Your Fiefdom Doesn’t Matter (Or Get your Head out of Your Regional Startup Ass)

Photo used under Creative Commons. Taken by Fellowship of the Rich

There’s this thing called Protectionism. Protectionism is largely a political word used to describe the retreat to self-isolationism for the sake of preserving well-being. It was a word tossed around in late 2008 and 2009 after the market crash when the international community joined together to try to stave off a global economic failure. There were some who believed the United States had their own issues and shouldn’t be worrying about bailing out Europe. This mentality still exists, for better or for worse.

But protectionism is also something that is hurting innovation, business, and startups in an Internet world. It seems like weekly, someone is writing a post about why NYC is the best place to start a company, or why Austin is better than the Valley.

Here’s the honest to God truth… your fiefdoms don’t matter. Your little land grabs and protectionist ideas are hurting the global collective that we all rely on and need. Austin is better than the Valley in some ways but the Valley is better than NYC in others and NYC is better than Europe in others and Europe is better than China in others. You get the point.

Let me pick on my Austin colleagues for a minute. Why don’t you pay attention to what’s happening outside of Austin for a minute? You touted Gowalla as the best thing ever. Why? Because it was from Austin. The data clearly showed differently. Foursquare was better. And now Gowalla is gone and in Palo Alto and doesn’t even exist anymore. Data can’t be argued with.

You think your little community (Austin and other places) makes any real difference? It doesn’t. It’s part of a global community and your little bubble can’t exist in a vacuum. It’s best you start understanding that. We need the Valley. We need Chicago. We need NYC. And they need us.

It’s best we stop pretending that Austin is the best place on earth. It’s not. It’s an awesome place among other awesome places. We are doing awesome things but we aren’t the only people doing awesome things. So let’s stop pretending, get rid of the navel-gazing myopia and get our collective heads out of our asses.

We need our regional fiefdoms for mentorship, collaboration and sharing. We are not the end of the story.

Austin. San Francisco. Europe. New York City. All of us.

7 Replies to “Your Fiefdom Doesn’t Matter (Or Get your Head out of Your Regional Startup Ass)”
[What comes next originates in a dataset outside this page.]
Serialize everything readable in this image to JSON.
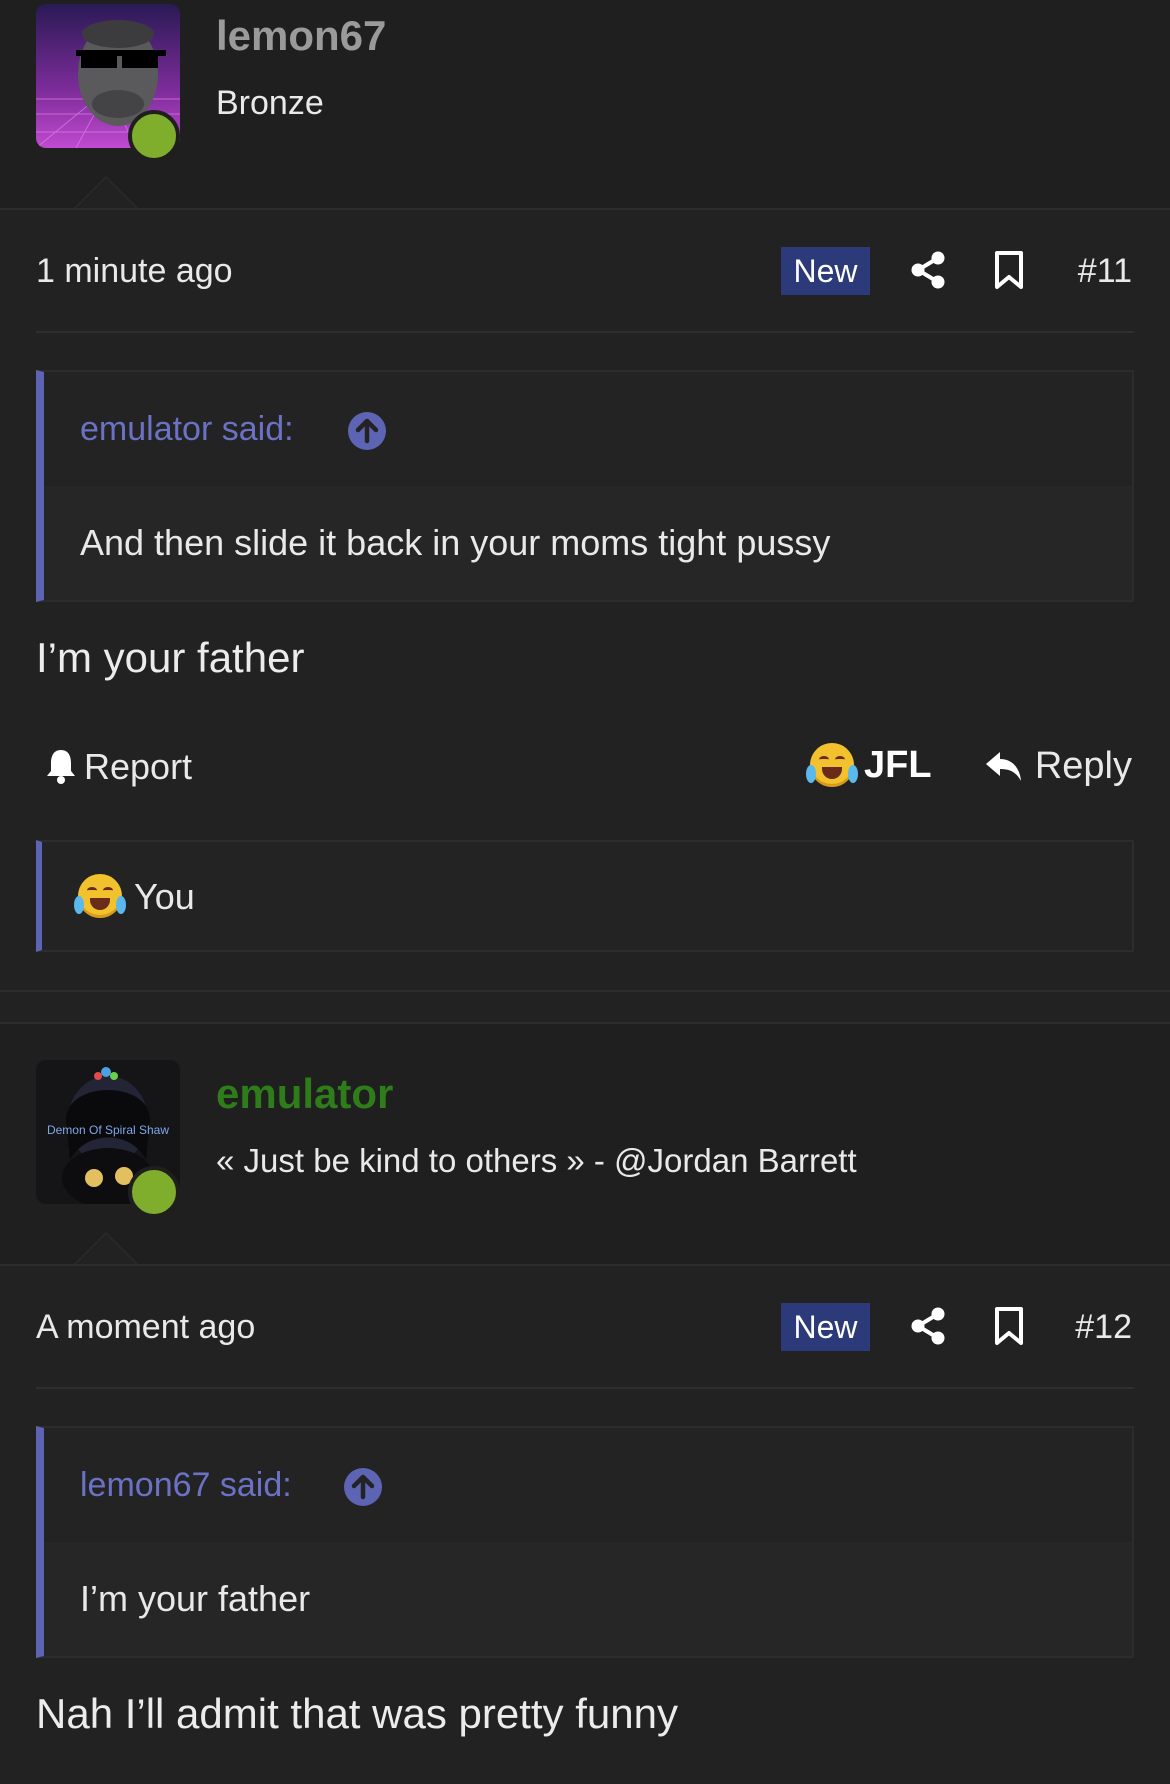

  1. As much as I prefer and promote Austin, I’m ecstatic that we’ve started interacting and working with Dallas and Houston more and more. Each group brings a different perspective, background, industry, technology, and general culture to the table. And the same applies to technology.. the Rails community does it one way, PHP another, C# another and everyone wants to be “right”.

    None of them – technologies, regions, etc – are “right” but all of them have strengths to take advantage of and build upon and weaknesses to mitigate and work around.

  2. I think if you polled the majority of Gowalla users, they preferred it because it *was* a better experience. I’m using past-tense here because that changed as they evolved. That’s as someone who was using and touting Gowalla prior to being in Austin. I was using BrightKite prior to that — I don’t have a regional horse in that game.

    That aside out of the way, I’m with Keith, but from a different perspective. I’m so involved in some many sub-communities within Austin because there’s so much going on. Same would go if I was in Portland, SF, SV, or any other place.

    As for Austinites treating it like a bubble that exists completely unto itself — I guess we’re talking to different people.

    1. If that were the case, then I would have seen Gowalla being used more often in other cities as well. It wasn’t. Outside of Austin, Foursquare ruled. In Austin, people never shut up about Gowalla.

  3. Dude, you just haven’t been here long enough to get all that damn Yankee blood out of you. :-)

    I’ve spent plenty of time in Silicon Valley. Highly over-rated. SF and NYC too.

    That said, seriously, one of the things I’ve observed among Austin startups is that for most of them, marketing is an afterthought, whereas that’s not the case in other startup hotbeds. And as a result, I think (my impression) that we have in Austin a much higher percentage of products that make it to market (and maybe shouldn’t) and then flop.

    Marketing has to be a factor from the beginning — integral to the product design. It’s great to start a company based on a developer’s itch, but if you want to actually make money and build a sustainable company, include marketing at a senior level from the very beginning.

  4. As a technology reporter who has covered Austin and San Antonio, I would say that all the leaders in both cities need to think more regionally. The combination of Austin-San Antonio is truly a powerhouse of technology and biotechnology activity. As for the Gowalla vs. Foursquare story, I think a lot of people root for the home team. And Gowalla had a great product in the beginning. With global technology companies like Dell, IBM and Rackspace, I don’t think you could really say Austin doesn’t embrace the global marketplace. And thousands of engineers from Taiwan, China and Singapore have received degrees at the University of Texas and Texas A&M and go back to run industry in their countries. Every region must compete for scarce resources – primarily engineering talent – so that’s why so many cities tout every themselves as the best tech center. Now everyone’s scrambling to become the “Clean Tech” capital of the world and Austin has already claimed that status. Clusters in green or clean tech attract even more companies, researchers, entrepreneurs, venture capitalists. (Citing Richard Florida’s enormous body of work here) So there’s a reason behind the slogans. It’s not just marketing hype.